Spostare il dibattito dalla propaganda politica alle norme. È questa la linea sostenuta da Vincenzo Rovinelli durante il confronto sulla sicurezza andato in scena nella diretta “Verso la fine dell’estate”.
L’imprenditore ha sostenuto che molte delle criticità denunciate dai cittadini non dipendano direttamente dal colore politico di chi governa, ma dal quadro normativo che magistratura e forze dell’ordine sono chiamate ad applicare.
«Non dipende dalla politica»
«Per quanto riguarda invece il discorso della sicurezza, centrodestra o centrosinistra o destra, è una situazione che non dipende dalla politica», ha spiegato.
Secondo Rovinelli, il punto centrale è rappresentato dal sistema penale e processuale.
Ha richiamato «il nostro codice penale e il nostro codice di procedura penale», osservando che il giudice è tenuto ad applicare quanto previsto dalla legge.

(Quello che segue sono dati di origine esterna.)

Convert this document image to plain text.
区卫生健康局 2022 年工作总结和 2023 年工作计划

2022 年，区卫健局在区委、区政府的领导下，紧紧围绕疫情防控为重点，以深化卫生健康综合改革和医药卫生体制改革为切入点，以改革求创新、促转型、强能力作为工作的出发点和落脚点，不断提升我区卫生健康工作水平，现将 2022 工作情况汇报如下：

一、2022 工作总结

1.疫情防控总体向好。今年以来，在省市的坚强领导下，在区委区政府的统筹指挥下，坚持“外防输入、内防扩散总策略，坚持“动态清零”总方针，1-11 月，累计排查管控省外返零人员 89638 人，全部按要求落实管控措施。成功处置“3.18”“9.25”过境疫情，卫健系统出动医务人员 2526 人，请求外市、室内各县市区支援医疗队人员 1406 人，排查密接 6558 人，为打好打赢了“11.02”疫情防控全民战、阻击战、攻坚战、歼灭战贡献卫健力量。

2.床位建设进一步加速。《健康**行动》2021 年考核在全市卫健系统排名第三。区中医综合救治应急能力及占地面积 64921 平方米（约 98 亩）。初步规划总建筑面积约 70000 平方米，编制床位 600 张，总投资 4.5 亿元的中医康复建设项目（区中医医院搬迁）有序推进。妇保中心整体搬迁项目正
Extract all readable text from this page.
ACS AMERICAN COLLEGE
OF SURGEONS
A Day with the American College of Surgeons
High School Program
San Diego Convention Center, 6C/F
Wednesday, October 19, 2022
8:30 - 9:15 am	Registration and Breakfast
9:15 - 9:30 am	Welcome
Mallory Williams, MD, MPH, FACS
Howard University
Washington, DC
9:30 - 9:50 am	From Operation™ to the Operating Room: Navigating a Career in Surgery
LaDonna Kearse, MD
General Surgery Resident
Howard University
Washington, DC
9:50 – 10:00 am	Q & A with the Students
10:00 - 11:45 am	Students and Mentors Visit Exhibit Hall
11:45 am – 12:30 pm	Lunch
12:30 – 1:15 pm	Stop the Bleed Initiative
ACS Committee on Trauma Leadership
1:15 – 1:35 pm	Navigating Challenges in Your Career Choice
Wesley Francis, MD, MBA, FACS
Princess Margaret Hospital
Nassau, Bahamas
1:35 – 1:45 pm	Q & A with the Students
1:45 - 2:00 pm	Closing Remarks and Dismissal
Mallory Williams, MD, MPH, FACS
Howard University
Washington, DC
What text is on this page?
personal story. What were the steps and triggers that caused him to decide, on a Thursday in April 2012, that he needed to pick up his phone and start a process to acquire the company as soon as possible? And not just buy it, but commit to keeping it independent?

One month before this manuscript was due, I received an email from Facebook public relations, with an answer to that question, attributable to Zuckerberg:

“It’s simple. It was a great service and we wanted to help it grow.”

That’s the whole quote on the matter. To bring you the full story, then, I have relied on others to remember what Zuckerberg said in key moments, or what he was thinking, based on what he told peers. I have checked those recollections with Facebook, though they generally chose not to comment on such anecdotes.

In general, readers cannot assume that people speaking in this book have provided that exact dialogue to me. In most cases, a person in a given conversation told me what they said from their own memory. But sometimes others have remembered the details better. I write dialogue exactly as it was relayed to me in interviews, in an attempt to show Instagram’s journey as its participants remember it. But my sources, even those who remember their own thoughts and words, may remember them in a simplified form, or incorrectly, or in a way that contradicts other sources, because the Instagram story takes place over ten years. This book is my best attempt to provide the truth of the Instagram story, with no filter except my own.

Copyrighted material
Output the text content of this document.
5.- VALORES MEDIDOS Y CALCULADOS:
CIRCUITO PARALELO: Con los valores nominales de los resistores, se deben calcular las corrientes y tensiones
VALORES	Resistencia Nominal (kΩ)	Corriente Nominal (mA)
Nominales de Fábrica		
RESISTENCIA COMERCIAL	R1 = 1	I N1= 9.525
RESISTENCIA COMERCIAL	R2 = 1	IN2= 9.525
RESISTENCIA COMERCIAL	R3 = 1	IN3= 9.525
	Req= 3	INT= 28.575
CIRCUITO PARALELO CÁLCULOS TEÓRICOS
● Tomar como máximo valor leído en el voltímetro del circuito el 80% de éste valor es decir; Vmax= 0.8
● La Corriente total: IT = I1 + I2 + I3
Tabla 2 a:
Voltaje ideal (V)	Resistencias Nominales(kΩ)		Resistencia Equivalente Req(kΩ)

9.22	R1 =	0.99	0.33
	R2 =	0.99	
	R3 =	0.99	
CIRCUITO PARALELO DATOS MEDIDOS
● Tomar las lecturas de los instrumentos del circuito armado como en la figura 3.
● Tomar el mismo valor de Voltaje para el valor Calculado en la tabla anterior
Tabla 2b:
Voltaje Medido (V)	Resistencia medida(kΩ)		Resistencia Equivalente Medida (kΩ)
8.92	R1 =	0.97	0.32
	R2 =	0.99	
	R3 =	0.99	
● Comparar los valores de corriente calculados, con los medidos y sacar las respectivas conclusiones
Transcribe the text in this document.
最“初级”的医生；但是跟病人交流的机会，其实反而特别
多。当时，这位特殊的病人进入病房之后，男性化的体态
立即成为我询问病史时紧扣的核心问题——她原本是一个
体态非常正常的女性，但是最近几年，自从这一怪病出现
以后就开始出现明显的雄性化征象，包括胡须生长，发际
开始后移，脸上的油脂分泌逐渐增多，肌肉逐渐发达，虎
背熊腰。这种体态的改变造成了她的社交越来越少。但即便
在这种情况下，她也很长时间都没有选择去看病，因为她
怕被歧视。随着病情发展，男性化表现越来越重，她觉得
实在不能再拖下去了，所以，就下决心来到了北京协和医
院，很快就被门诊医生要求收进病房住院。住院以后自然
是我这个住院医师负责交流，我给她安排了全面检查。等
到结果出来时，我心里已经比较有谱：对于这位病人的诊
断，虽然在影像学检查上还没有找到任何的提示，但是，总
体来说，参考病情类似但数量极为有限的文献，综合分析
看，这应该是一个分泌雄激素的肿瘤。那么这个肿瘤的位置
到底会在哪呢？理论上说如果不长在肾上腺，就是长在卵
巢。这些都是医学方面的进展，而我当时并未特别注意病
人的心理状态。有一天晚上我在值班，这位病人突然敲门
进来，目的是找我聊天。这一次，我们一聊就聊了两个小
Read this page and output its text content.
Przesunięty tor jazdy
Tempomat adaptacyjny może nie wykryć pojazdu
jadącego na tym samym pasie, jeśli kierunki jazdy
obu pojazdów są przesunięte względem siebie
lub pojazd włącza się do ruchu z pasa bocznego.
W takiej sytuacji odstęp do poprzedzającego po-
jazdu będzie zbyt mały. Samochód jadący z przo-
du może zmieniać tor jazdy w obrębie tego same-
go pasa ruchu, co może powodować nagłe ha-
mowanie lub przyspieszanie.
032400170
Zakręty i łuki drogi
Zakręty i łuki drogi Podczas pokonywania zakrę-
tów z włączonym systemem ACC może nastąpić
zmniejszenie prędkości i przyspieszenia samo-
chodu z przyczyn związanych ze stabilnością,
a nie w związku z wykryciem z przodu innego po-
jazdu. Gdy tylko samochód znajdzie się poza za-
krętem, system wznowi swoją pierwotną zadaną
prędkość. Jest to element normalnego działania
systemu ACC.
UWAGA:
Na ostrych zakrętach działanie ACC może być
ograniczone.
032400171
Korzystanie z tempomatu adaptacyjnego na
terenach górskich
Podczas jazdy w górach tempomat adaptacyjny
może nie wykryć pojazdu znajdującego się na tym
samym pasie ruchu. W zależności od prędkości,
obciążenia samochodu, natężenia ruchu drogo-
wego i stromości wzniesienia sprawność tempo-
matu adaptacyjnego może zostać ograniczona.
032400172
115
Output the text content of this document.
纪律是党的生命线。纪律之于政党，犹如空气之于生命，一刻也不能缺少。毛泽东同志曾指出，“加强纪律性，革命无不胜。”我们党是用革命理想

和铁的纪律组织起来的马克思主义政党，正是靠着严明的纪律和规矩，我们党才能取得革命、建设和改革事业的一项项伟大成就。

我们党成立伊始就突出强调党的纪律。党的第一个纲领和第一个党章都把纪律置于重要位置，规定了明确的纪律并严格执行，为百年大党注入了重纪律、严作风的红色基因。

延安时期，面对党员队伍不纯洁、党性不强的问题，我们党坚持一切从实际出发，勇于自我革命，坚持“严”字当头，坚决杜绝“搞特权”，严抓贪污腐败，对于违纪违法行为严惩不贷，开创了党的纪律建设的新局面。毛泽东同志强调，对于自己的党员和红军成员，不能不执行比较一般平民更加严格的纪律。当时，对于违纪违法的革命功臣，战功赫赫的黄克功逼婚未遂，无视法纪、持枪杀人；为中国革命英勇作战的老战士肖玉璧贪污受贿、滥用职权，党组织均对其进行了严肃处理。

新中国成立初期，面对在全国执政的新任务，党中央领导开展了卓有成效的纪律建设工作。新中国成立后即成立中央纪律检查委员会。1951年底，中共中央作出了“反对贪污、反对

«I giudici hanno anche loro le mani legate»
Rovinelli ha fatto riferimento ad alcuni reati per spiegare come non ogni condotta possa automaticamente portare alla detenzione immediata.
«Ci saranno delle indagini in corso», ha osservato, aggiungendo che «ci sono delle leggi ben precise e i giudici hanno anche loro le mani legate».
Da qui il passaggio verso quella che, secondo Rovinelli, dovrebbe essere una discussione seria sulle riforme.
«Questa sarebbe una riforma del codice di procedura penale».
«Non possiamo farla solo per gli stranieri»
Il passaggio più significativo arriva quando Rovinelli introduce il principio dell’universalità delle regole.
«Non possiamo farla solo per gli stranieri, dobbiamo farla per tutti e deve essere applicata con rigore».
Una frase che sintetizza il senso complessivo del suo intervento: eventuali norme più severe devono riguardare chiunque commetta un reato, indipendentemente dalla provenienza.
Rovinelli ha inoltre invitato a non generalizzare, ricordando che tra le persone straniere presenti in Italia «ci sono brave persone».
Sicurezza senza scorciatoie
La posizione di Rovinelli si differenzia quindi da letture maggiormente concentrate sull’appartenenza nazionale degli autori dei reati.
Per l’imprenditore il problema deve essere affrontato agendo sulle norme, sull’efficacia delle procedure e sulla capacità di prevenzione, mantenendo però un principio chiaro: la stessa legge deve valere per tutti.